Brimob Polda Sumbar Percepat Pembangunan Huntara Agam untuk Korban Bencana
Satuan Brimob Polda Sumbar mengerahkan personel untuk mempercepat pembangunan hunian sementara (huntara) di tujuh titik di Kabupaten Agam, termasuk Padang Gantiang, demi segera menampung penyintas bencana.
Satuan Brimob Polda Sumatera Barat (Sumbar) aktif terlibat dalam percepatan pembangunan hunian sementara (huntara) bagi masyarakat terdampak bencana di Kabupaten Agam. Pengerahan 20 personel fokus pada pengecoran lantai huntara di Padang Gantiang, Jorong Kayu Pasak, Nagari Salareh Aia, Kecamatan Palembayan. Upaya ini merupakan bagian dari komitmen untuk segera menyediakan tempat tinggal layak bagi para penyintas bencana.
Komandan Tim Pembangunan huntara, Ipda Andi Susandi, menjelaskan bahwa 20 personel tersebut bekerja sama dengan tenaga pekerja bangunan lainnya agar proses pembangunan dapat diselesaikan lebih cepat dari target semula. Meskipun ada kendala kecil, target penyelesaian pengecoran lantai tetap diupayakan rampung dalam waktu dekat.
Selain di Agam, Satuan Brimob Polda Sumbar juga memberikan bantuan serupa di beberapa lokasi lain, seperti Kapalo Koto Kota Padang, Bayang Kabupaten Pesisir Selatan, dan Asam Pulau Kabupaten Padang Pariaman. Keterlibatan aktif personel Brimob ini krusial untuk memastikan hunian sementara dapat segera dihuni oleh para penyintas bencana yang membutuhkan.
Peran Brimob dalam Percepatan Pembangunan Huntara
Satuan Brimob Polda Sumbar telah mengerahkan 20 personelnya untuk membantu pembangunan hunian sementara di Padang Gantiang, Jorong Kayu Pasak, Nagari Salareh Aia, Kecamatan Palembayan, Kabupaten Agam. Personel ini secara spesifik membantu dalam proses pengecoran lantai huntara. Keterlibatan mereka diharapkan dapat mempercepat penyelesaian proyek ini.

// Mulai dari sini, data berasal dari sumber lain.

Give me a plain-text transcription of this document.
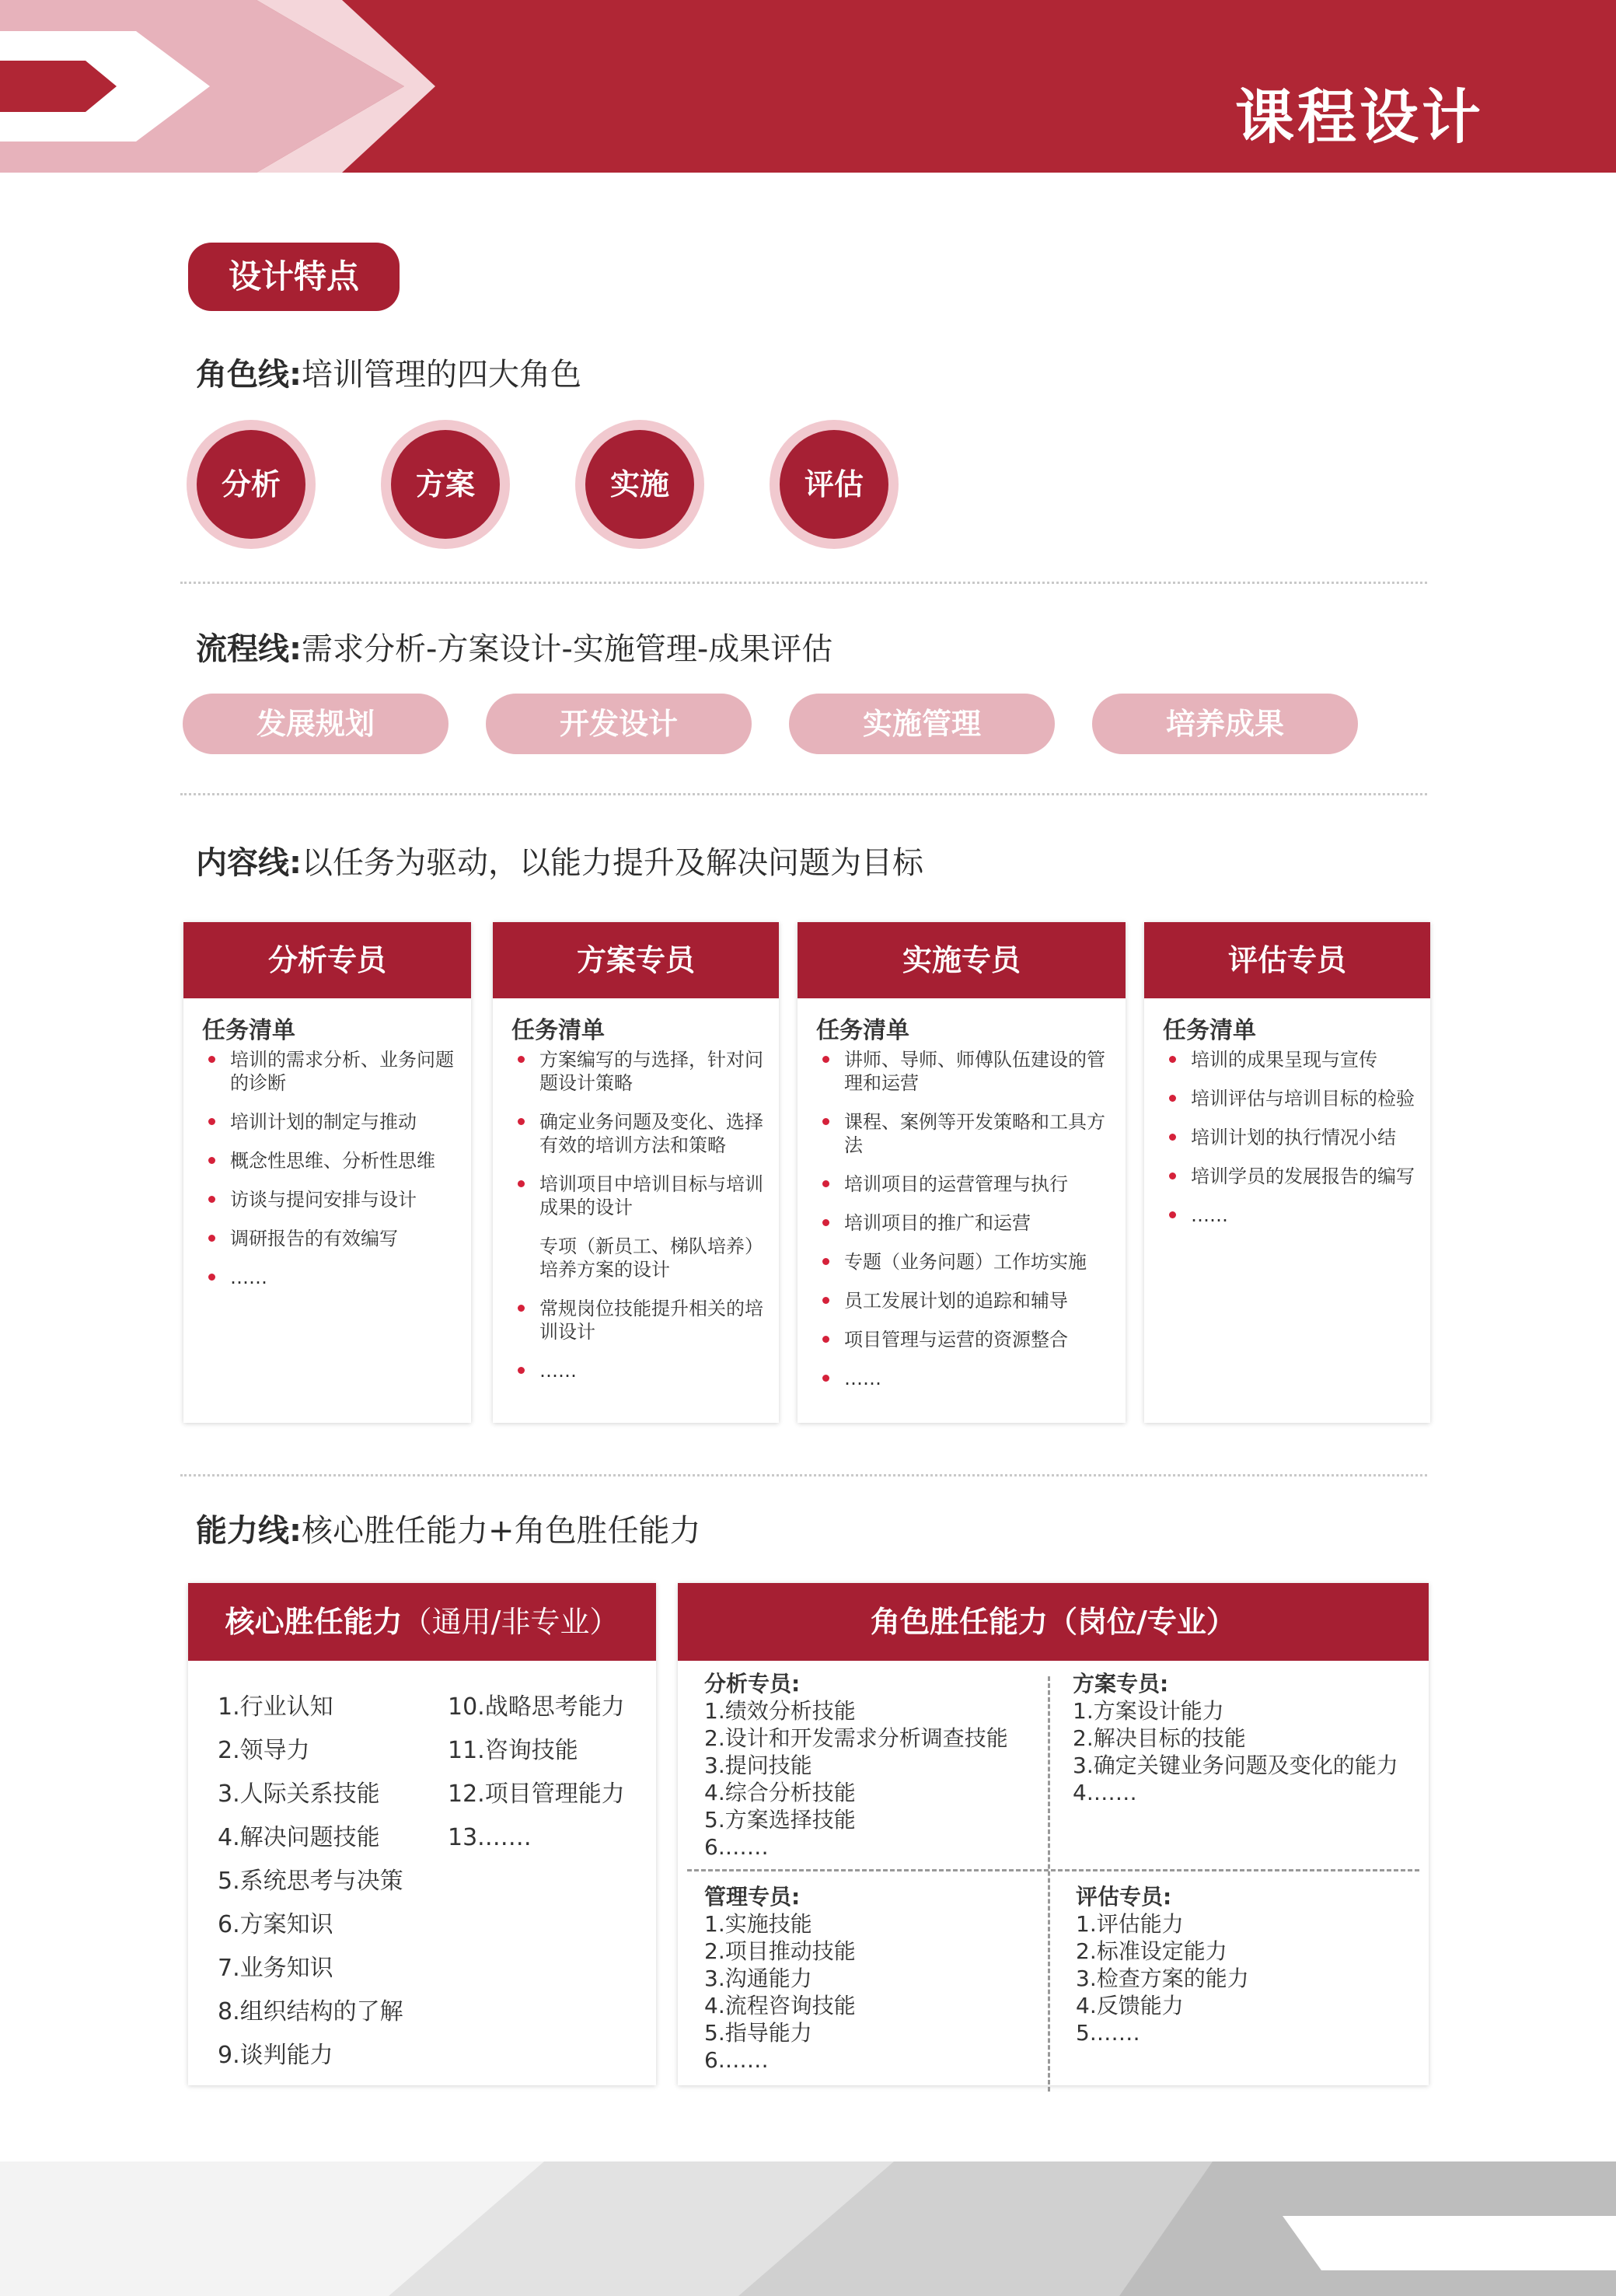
课程设计
设计特点
角色线:培训管理的四大角色
分析	方案	实施	评估
流程线:需求分析-方案设计-实施管理-成果评估
发展规划	开发设计	实施管理	培养成果
内容线:以任务为驱动，以能力提升及解决问题为目标
分析专员
任务清单
培训的需求分析、业务问题的诊断
培训计划的制定与推动
概念性思维、分析性思维
访谈与提问安排与设计
调研报告的有效编写
……
方案专员
任务清单
方案编写的与选择，针对问题设计策略
确定业务问题及变化、选择有效的培训方法和策略
培训项目中培训目标与培训成果的设计
专项（新员工、梯队培养）培养方案的设计
常规岗位技能提升相关的培训设计
……
实施专员
任务清单
讲师、导师、师傅队伍建设的管理和运营
课程、案例等开发策略和工具方法
培训项目的运营管理与执行
培训项目的推广和运营
专题（业务问题）工作坊实施
员工发展计划的追踪和辅导
项目管理与运营的资源整合
……
评估专员
任务清单
培训的成果呈现与宣传
培训评估与培训目标的检验
培训计划的执行情况小结
培训学员的发展报告的编写
……
能力线:核心胜任能力+角色胜任能力
核心胜任能力（通用/非专业）
1.行业认知
2.领导力
3.人际关系技能
4.解决问题技能
5.系统思考与决策
6.方案知识
7.业务知识
8.组织结构的了解
9.谈判能力
10.战略思考能力
11.咨询技能
12.项目管理能力
13.……
角色胜任能力（岗位/专业）
分析专员:
1.绩效分析技能
2.设计和开发需求分析调查技能
3.提问技能
4.综合分析技能
5.方案选择技能
6.……
方案专员:
1.方案设计能力
2.解决目标的技能
3.确定关键业务问题及变化的能力
4.……
管理专员:
1.实施技能
2.项目推动技能
3.沟通能力
4.流程咨询技能
5.指导能力
6.……
评估专员:
1.评估能力
2.标准设定能力
3.检查方案的能力
4.反馈能力
5.……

Menurut Komandan Tim Pembangunan huntara, Ipda Andi Susandi, pengerjaan pengecoran telah berlangsung selama tiga hari. Tim menargetkan penyelesaian pengecoran lantai dapat rampung hari ini, meskipun sempat mengalami sedikit kendala. Kehadiran Brimob sangat membantu dalam mempercepat tahapan krusial ini.
Keterlibatan personel Satuan Brimob tidak hanya terbatas di Agam, tetapi juga meluas ke beberapa daerah lain yang membutuhkan. Mereka turut membantu pengerjaan huntara di Kapalo Koto Kota Padang, Bayang Kabupaten Pesisir Selatan, dan Asam Pulau Kabupaten Padang Pariaman. Langkah ini menunjukkan respons cepat dan dukungan penuh dari kepolisian dalam penanganan pascabencana.
Sebaran Pembangunan Huntara di Kabupaten Agam
Kepala Dinas Perumahan Rakyat dan Kawasan Permukiman Agam, Rinaldi, mengungkapkan bahwa total ada tujuh titik lokasi pembangunan hunian sementara di wilayah Agam. Salah satu lokasi utama adalah Padang Gantiang, Jorong Kayu Pasak Timur, Nagari Salareh Aia, yang akan memiliki 88 unit huntara. Proses pembangunan di lokasi ini sedang berjalan intensif.
Rinaldi merinci lokasi pembangunan huntara lainnya di Agam. Di Lapangan Bola SDN 05 Kayu Pasak Nagari Salareh Aia, Kecamatan Palembayan, dibangun sebanyak 117 unit. Lokasi ini bahkan sudah selesai dan telah ditempati oleh para penyintas.
Titik pembangunan lain meliputi:
- Lapangan Bola Jajaran Tantaman, Nagari Tigo Koto Silungkang, Kecamatan Palembayan (51 unit)
- Lahan DOB Bancah Balingka, Kecamatan Ampek Koto (33 unit)
- Lapangan Lambeh, Jorong Bukik Malanca, Nagari Malalak Timur, Kecamatan Malalak (14 unit)
- Lahan Kampung Ujung, Jorong Bancah, Nagari Maninjau, Kecamatan Tanjung Raya (35 unit)
- Objek Wisata Linggai, Nagari Duo Koto, Kecamatan Tanjung Raya (19 unit)
Total unit yang dibangun menunjukkan skala besar upaya pemulihan ini.